The farmers have been planting their rice for a few weeks now and it looks like fun, although they might say otherwise. Initially all the fields were flooded at various times, and sat that way for a few weeks.

Then the big tractors came out to wallow in the muddy fields. I'm not really sure what they're doing, maybe flattening out the bottom or compacting the mud down.

One of these tractors got stuck in the field across from our apartment. He had to have a bulldozer come get his tractor out (the one above is not stuck). All the mud around lately has reminded me of being little and playing in the mud at the edge of Grandpa's garden with John and Kim. Maybe that's why rice planting looks like fun to me.
For awhile I kept missing the actual planting. I'd go to school and a field would be water. By the time school was out, the same field would have baby rice. With all the water-filled fields, it has looked like we're surrounded by lakes.

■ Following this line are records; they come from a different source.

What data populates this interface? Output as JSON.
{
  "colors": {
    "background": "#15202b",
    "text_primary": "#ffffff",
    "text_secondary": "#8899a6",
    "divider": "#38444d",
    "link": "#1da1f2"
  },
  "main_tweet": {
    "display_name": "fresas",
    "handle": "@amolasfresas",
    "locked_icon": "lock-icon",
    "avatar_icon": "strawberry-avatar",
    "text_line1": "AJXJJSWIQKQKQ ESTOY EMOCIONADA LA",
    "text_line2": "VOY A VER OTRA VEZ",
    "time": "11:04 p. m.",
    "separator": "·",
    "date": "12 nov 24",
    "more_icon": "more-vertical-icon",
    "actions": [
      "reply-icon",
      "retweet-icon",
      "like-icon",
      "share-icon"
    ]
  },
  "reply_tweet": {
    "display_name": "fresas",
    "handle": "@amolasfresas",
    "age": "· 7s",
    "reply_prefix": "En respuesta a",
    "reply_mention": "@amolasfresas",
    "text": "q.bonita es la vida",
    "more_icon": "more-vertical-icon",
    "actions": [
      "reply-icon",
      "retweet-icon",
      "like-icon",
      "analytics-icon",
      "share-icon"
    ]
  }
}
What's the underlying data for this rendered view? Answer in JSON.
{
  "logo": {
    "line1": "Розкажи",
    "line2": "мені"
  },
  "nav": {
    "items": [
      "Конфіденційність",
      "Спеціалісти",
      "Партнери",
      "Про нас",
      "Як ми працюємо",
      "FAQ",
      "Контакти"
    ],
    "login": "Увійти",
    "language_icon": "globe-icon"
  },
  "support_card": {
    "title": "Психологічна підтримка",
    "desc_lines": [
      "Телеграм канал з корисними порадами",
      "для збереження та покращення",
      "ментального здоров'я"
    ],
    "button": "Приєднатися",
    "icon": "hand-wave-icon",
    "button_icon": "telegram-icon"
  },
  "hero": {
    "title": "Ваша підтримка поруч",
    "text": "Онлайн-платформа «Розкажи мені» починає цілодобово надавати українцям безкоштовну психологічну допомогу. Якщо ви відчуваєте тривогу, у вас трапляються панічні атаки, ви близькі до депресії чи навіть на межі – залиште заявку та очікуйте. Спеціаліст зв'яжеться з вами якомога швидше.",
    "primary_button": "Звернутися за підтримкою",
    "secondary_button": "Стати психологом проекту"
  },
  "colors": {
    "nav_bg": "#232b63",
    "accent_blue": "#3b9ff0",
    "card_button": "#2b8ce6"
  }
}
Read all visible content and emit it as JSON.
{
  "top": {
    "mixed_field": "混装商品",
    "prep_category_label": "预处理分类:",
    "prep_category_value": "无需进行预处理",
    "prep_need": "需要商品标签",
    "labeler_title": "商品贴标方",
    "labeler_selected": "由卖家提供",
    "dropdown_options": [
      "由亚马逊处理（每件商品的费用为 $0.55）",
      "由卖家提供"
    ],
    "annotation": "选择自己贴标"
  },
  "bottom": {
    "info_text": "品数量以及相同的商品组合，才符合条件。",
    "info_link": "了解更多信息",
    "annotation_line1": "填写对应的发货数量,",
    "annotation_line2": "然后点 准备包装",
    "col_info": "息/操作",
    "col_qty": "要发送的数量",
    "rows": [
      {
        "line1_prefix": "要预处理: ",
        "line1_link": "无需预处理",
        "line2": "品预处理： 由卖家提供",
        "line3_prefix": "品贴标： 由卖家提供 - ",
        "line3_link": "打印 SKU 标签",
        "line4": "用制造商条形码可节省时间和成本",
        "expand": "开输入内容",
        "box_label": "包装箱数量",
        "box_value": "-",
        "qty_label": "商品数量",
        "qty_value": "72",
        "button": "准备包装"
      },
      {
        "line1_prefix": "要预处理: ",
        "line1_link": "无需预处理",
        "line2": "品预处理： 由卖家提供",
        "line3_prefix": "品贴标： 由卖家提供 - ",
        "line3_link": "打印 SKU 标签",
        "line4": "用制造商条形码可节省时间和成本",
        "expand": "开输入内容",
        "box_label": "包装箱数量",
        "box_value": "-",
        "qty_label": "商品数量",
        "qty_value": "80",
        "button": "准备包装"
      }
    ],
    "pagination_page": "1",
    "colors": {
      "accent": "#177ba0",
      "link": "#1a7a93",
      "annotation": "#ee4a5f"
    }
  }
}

The rice was being planted so quickly that I thought they must have lots of people helping. Ahh, so naive, because then one day I finally saw the specialized tractor they use, which explains why the rows and plants are so perfectly spaced. It plants probably 7 or 8 rows at a time so it gets a field planted extremely fast. Fast enough that I've still not been able to get a photo of the tractor. One day when I didn't have my camera with me, William and I watched one for a little while. It's pretty cool but we're not sure how it works exactly. It seems like it would shred the baby plants.